Making a Positive Change for Ourselves in Kekoldi by Jessica Kenny

            “Caminamos hasta arriba como 45 minutos y después empezamos a filosofar…” Sebastián (seen above) had me hooked from his first words, standing at the base of our hike up to his home and research lodge in the Bribri indigenous territory of Kèkoldi.  Over the next three days, his teachings on ethnobotany, bioprospecting, and the development and status of the indigenous peoples of Costa Rica sure left me thinking about human life in all the frameworks of power, gender, race, economics and spirituality that a Development Studies nerd cannot avoid. His most important message was one I heard again and again in Spanish, and am still not sure if I understood it, either because of the language barrier or because it was intentionally ambiguous: “espero hacer un cambio positivo para nosotros.” Or I hope to make a positive change for ourselves. Did he mean that he hopes to inspire us to become more conscientious human beings who use natural resources more sustainably? Or did “ourselves” refer to the indigenous, and he hoped that the intersection of scientific research with their Traditional Ecological Knowledge would bring benefits and prosperity to the Bribri?
            Probably both. The entrepreneurial, sensitive and highly quotable Sebastián has said that the indigenous community itself has not profited from the relationship with bird-watchers and bioprospectors, because “los indígenas no son de eso.” But the important benefit in his eyes is the generation of new interest in science. This view, as he mentioned, is not uncontroversial in his community – as evidenced by the defacing we saw on the wooden columns of the bird-watching tower. As we discussed in our Journal Club, it is a sensitive topic among social scientists whether bioprospecting is the magic bullet for sustainable development in biodiversity rich settings. Besides the challenge of negotiating agreements that justly compensate indigenous peoples for their intellectual property and guarantee sustainable harvesting, symbolically, bioprospecting continues to be done as more of an intrusion than an exchange. Oftentimes scientists are interpreted as the legitimizers of the biochemical aspects of traditional ecological knowledge in a manner that defaces the cultural, rather than give the indigenous voice to leverage their power in the constant battle to reclaim land and resources that were rightfully theirs from the beginning.

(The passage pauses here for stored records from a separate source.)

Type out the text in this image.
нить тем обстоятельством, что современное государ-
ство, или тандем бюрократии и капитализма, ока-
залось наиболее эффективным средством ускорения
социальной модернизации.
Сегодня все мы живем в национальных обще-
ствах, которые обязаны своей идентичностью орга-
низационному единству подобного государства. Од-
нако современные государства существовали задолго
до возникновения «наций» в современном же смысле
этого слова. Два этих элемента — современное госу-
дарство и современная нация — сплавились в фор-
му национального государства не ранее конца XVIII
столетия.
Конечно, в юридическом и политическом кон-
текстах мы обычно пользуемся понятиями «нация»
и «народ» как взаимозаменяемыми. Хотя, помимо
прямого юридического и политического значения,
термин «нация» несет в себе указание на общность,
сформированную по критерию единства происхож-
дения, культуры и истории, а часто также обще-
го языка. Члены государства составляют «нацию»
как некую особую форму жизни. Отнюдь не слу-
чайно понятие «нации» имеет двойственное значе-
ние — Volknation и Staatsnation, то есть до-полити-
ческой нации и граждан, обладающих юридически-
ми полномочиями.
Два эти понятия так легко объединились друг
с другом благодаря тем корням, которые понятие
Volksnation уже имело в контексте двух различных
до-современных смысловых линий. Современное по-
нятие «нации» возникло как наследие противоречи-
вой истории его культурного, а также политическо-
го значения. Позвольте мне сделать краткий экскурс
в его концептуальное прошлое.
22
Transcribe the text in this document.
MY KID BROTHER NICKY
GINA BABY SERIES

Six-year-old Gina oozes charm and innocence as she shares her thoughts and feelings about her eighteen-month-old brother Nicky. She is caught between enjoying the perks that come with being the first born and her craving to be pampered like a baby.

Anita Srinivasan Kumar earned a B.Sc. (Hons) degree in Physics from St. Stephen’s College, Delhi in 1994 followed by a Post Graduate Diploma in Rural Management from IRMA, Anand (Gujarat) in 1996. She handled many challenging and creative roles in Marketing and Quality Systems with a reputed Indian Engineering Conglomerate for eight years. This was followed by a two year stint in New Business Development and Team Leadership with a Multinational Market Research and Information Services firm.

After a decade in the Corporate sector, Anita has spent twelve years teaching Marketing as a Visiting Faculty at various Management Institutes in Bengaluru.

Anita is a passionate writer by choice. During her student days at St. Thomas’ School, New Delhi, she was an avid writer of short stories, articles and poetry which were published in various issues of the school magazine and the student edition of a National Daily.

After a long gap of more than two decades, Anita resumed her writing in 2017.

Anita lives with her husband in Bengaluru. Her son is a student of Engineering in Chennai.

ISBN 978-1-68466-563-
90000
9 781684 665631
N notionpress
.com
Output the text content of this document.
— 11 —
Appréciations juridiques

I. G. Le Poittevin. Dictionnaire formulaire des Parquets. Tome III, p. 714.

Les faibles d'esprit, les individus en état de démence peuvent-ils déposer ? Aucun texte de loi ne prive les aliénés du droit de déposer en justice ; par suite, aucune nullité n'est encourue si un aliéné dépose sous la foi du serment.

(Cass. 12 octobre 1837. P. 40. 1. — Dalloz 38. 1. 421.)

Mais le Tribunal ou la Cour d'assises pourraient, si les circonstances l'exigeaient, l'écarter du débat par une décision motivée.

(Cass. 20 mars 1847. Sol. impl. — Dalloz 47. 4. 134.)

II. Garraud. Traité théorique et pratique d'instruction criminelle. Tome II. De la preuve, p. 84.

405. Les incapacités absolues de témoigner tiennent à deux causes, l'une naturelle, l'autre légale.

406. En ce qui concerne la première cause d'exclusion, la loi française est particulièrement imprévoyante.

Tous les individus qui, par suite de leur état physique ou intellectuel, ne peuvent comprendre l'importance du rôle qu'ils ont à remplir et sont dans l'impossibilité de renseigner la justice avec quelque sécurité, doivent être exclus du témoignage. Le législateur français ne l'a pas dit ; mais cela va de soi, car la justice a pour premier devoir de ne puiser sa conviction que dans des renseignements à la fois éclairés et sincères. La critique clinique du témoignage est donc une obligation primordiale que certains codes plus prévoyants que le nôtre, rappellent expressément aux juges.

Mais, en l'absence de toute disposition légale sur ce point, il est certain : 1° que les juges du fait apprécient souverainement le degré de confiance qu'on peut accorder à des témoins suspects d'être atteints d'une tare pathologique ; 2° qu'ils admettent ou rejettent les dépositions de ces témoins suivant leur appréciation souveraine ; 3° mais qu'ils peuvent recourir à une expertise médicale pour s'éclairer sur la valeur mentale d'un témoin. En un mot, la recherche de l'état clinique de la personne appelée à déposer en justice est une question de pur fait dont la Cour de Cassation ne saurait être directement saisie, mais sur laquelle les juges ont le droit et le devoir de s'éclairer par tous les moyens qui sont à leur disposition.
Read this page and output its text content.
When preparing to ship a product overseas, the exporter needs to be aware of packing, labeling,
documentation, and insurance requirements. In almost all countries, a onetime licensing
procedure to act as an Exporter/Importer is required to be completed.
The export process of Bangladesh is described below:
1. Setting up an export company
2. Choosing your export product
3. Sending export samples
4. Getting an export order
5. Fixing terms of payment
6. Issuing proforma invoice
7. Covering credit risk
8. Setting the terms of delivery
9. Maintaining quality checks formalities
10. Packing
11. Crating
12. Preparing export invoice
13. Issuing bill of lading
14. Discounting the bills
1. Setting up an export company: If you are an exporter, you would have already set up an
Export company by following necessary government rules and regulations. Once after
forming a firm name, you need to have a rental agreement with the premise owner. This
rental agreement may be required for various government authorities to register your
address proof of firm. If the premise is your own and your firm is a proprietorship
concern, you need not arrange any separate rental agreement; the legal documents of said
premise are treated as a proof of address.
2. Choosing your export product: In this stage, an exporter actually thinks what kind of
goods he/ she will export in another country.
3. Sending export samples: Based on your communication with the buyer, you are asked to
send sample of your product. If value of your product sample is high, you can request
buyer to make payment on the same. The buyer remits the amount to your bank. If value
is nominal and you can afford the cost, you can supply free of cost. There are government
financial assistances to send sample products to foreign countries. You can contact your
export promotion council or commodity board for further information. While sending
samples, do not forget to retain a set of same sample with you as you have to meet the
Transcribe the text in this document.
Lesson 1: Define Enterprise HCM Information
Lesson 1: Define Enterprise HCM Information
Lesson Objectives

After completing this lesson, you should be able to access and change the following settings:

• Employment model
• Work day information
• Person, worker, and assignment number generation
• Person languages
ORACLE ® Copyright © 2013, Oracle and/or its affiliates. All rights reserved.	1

“As per usual,” Sebastián jokes, “lawyers are the biggest difficulty.” He says that only about 30% of the government-designated Bribri territory is in indigenous hands – an issue they have been fighting since at least 1996, when their borders were revised to exclude the coastline. Litigation is expensive and doesn’t seem to get anywhere. Meanwhile the Bribri are using small amounts of revenue from cacao, eco-tourism, and the government’s Pago por Servícios Ambientales program to buy back their land from farmers. This man for whom “el suelo es la madre y el bosque es la escuela” expresses his frustration over the land issue – “!Es un chiquitico infierno grande!”